Figure 3. Enzymatic activity of glycoT KO clones.

C1GalT1 (panel a), MGAT1 (panel b) and UGCG (panel c) enzyme activity was measured in WT and KO cell lines using the following acceptors: GalNAc-O-Benzyl for C1GalT1, man3-octyl for MGAT1 and fluorescent C6-NBD-ceramide for UGCG. Schematic representations of the individual reactions is presented above each TLC plate image captured using either phosphorimaging (a,b) or fluorography (c). In (a,b), the upper portion of the image presents independent control runs performed for each cell line in the absence of the acceptor substrate. This is not necessary in panel c, due to the use of a fluorescent substrate. Some lanes in panel a have minor background in both acceptor and ‘no acceptor’ controls. Knocking out specific genes abrogates corresponding enzyme activity, shown using red arrows to indicate missing reaction products.

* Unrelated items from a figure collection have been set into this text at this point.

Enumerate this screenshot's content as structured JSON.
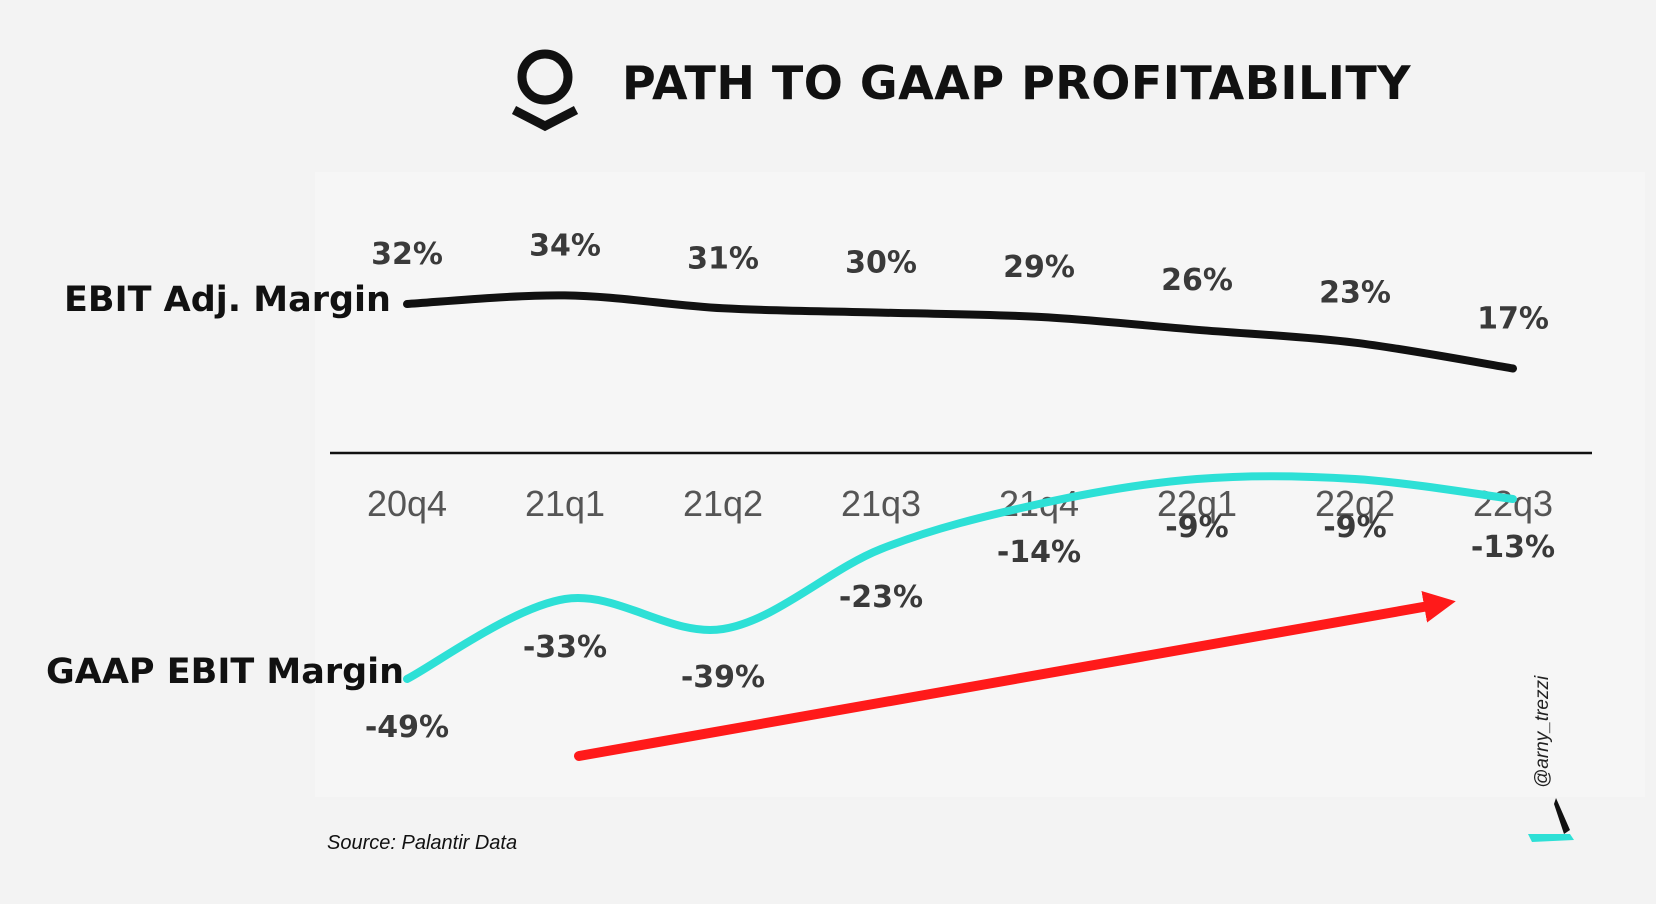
{
  "header": {
    "title": "PATH TO GAAP PROFITABILITY",
    "logo_icon": "palantir-logo-icon"
  },
  "labels": {
    "adj_series": "EBIT Adj. Margin",
    "gaap_series": "GAAP EBIT Margin"
  },
  "footer": {
    "source": "Source: Palantir Data",
    "watermark": "@arny_trezzi",
    "watermark_icon": "arny-trezzi-brand-icon"
  },
  "colors": {
    "background": "#f3f3f3",
    "adj_line": "#111111",
    "gaap_line": "#2de0d6",
    "trend_arrow": "#ff1a1a",
    "axis": "#111111",
    "tick_text": "#555555",
    "value_text": "#3a3a3a"
  },
  "chart_data": {
    "type": "line",
    "categories": [
      "20q4",
      "21q1",
      "21q2",
      "21q3",
      "21q4",
      "22q1",
      "22q2",
      "22q3"
    ],
    "series": [
      {
        "name": "EBIT Adj. Margin",
        "values": [
          32,
          34,
          31,
          30,
          29,
          26,
          23,
          17
        ],
        "value_labels": [
          "32%",
          "34%",
          "31%",
          "30%",
          "29%",
          "26%",
          "23%",
          "17%"
        ]
      },
      {
        "name": "GAAP EBIT Margin",
        "values": [
          -49,
          -33,
          -39,
          -23,
          -14,
          -9,
          -9,
          -13
        ],
        "value_labels": [
          "-49%",
          "-33%",
          "-39%",
          "-23%",
          "-14%",
          "-9%",
          "-9%",
          "-13%"
        ]
      }
    ],
    "ylim": [
      -60,
      45
    ],
    "grid": false,
    "legend": "none",
    "annotations": [
      {
        "type": "trend-arrow",
        "description": "upward trend of GAAP EBIT Margin",
        "from_category": "21q1",
        "to_category": "22q3"
      }
    ]
  }
}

Figure 4. Carbohydrate epitope expression on KO cell lines.

Flow cytometry measurements for the expression of the: (a) Cutaneous Lymphocyte Antigen (CLA) defined by mAb HECA-452, (b) CD15s/sLe^X/sialyl Lewis-X using mAb CSLEX-1 and (c) Lewis-X/CD15 using mAb HI98. MFI: mean fluorescence intensity. * P < 0.05 with respect to WT HL-60s. ‡ and ^† P < 0.05 with respect to all treatments except that bars marked by ‡ and † are not different from each other. ^#P < 0.05 with respect to all treatments.

Figure 5. GlycoT KO rolling on recombinant P- and L-selectin.

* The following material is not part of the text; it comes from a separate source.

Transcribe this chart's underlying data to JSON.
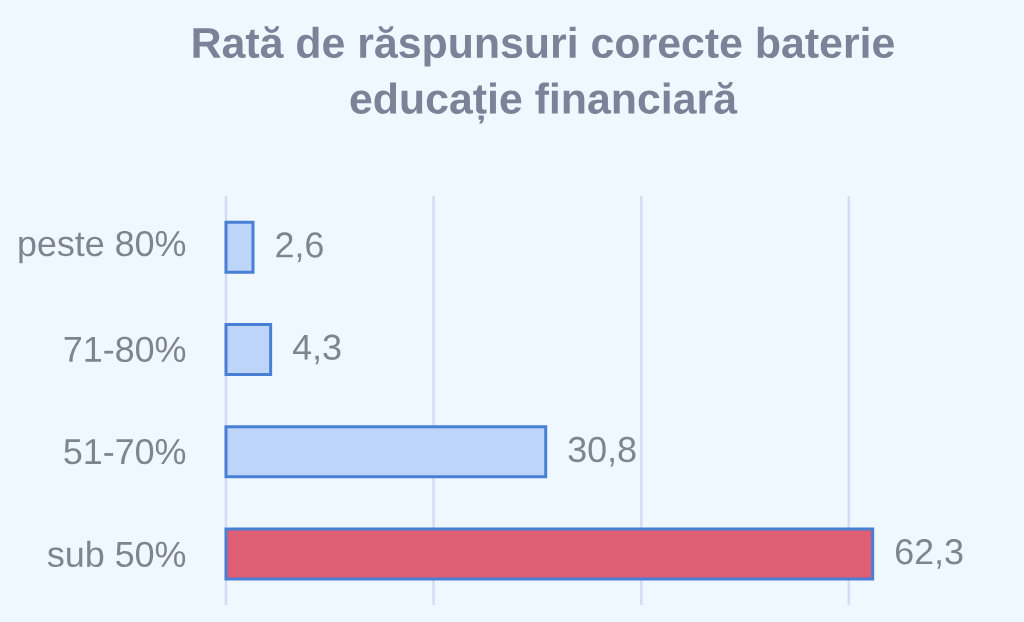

WT and KO HL-60s were perfused over (a,b) recombinant P-selectin or (c,d) L-selectin. Cell adhesion data are presented in left panels while cumulative rolling velocity plots appear on the right. Knocking out O-glycans (i.e. [O]⁻ cells) resulted in almost no interaction with either selectin. Knocking out N-glycans ([N]⁻ cells) augmented rolling velocity on L-selectin. *P < 0.05 with respect to all other cell types for rolling interactions. ^†P < 0.05 with respect to all other cell types for adherent cells. Dashed lines in panels b and d are used to indicate the median rolling velocity.

Figure 6. Cell adhesion to recombinant E-selectin-IgG under static and fluid shear conditions.

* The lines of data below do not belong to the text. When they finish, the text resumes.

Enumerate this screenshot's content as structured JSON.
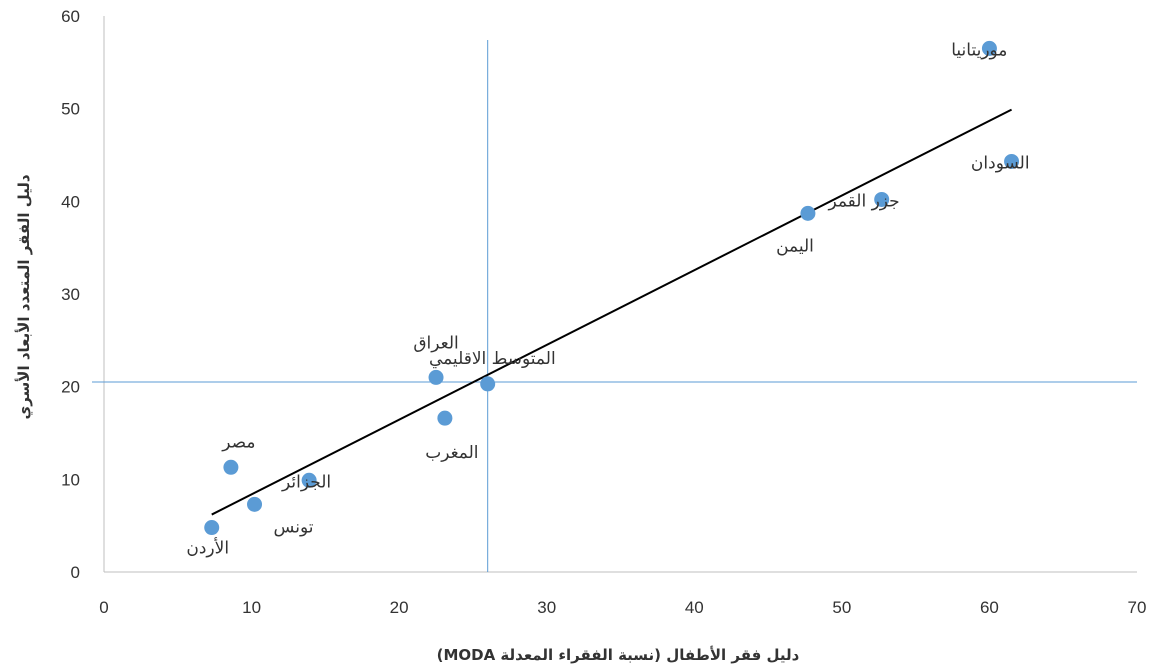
{
  "chart_data": {
    "type": "scatter",
    "title": "",
    "xlabel": "دليل فقر الأطفال (نسبة الفقراء المعدلة MODA)",
    "ylabel": "دليل الفقر المتعدد الأبعاد الأسري",
    "xlim": [
      0,
      70
    ],
    "ylim": [
      0,
      60
    ],
    "x_ticks": [
      0,
      10,
      20,
      30,
      40,
      50,
      60,
      70
    ],
    "y_ticks": [
      0,
      10,
      20,
      30,
      40,
      50,
      60
    ],
    "grid": false,
    "legend": "none",
    "point_color": "#5b9bd5",
    "reference_line_color": "#5b9bd5",
    "trendline_color": "#000000",
    "points": [
      {
        "label": "موريتانيا",
        "x": 60.0,
        "y": 56.5
      },
      {
        "label": "السودان",
        "x": 61.5,
        "y": 44.3
      },
      {
        "label": "جزر القمر",
        "x": 52.7,
        "y": 40.2
      },
      {
        "label": "اليمن",
        "x": 47.7,
        "y": 38.7
      },
      {
        "label": "العراق",
        "x": 22.5,
        "y": 21.0
      },
      {
        "label": "المتوسط الاقليمي",
        "x": 26.0,
        "y": 20.3
      },
      {
        "label": "المغرب",
        "x": 23.1,
        "y": 16.6
      },
      {
        "label": "مصر",
        "x": 8.6,
        "y": 11.3
      },
      {
        "label": "الجزائر",
        "x": 13.9,
        "y": 9.9
      },
      {
        "label": "تونس",
        "x": 10.2,
        "y": 7.3
      },
      {
        "label": "الأردن",
        "x": 7.3,
        "y": 4.8
      }
    ],
    "reference_lines": {
      "x": 26.0,
      "y": 20.5
    },
    "trendline": {
      "x": [
        7.3,
        61.5
      ],
      "y": [
        6.2,
        49.9
      ]
    }
  }
}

(a) Human E-selectin-IgG binding to WT and KO cells measured using flow cytometry (Mean Fluorescence Intensity). P2H3 is an anti-E-selectin blocking mAb. * and ^† P < 0.05 with respect to all other treatments except bars indicated by these symbols are not different from each other. Error bars are too small to be visible in some cases. (b) WT and KO cells interacting with immobilized E-selectin-IgG in microfluidic flow cells at a wall shear stress of 1 dyn/cm². Cells containing truncated N- and O-glycans (i.e. [ON]⁻ cells) were not captured from flow. * and ^† P < 0.05 for rolling and adherent cells respectively, with respect to WT cells. Statistics are not presented for anti-E-selectin blocking studies since cell adhesion was negligible in all cases. (c) Different cell types were captured under no-flow/static conditions for 2 min. prior to ramp-increase in wall shear stress starting with 1 dyn/cm² between 0–2 min. Detailed shear protocol is shown on right axis using dashed line. (d) Representative figure from experiment in panel c at 0 and 15 s. [NOG]⁻ cells were released immediately upon initiation of flow. [ON]⁻and WT cells continued to roll for longer times.

Figure 7. GlycoT KO cell rolling on E-selectin bearing stimulated HUVEC monolayers.

WT and KO HL-60s were perfused over IL-1β stimulated HUVECs at 1 dyn/cm². Both the density of rolling and adherent cells (panel a) and cell rolling velocity (panel b,c) were quantified. *P < 0.05 with respect to WT HL-60s for rolling cells. ^†P < 0.05 with respect to WT HL-60s for adherent cells. Statistical analysis results are not presented for anti-E-selectin blocking studies since cell adhesion is low in all cases. (d) Model for the contribution of different E-selectin ligands in the multistep leukocyte-endothelial cell adhesion cascade. Here, O- and N-glycans contribute to tethering. N-glycans regulate cell rolling velocity, with O-glycans potentially shielding some E-selectin binding. GSLs control slow rolling and the transition to firm arrest. The model does not account for biochemical processes regulating leukocyte activation.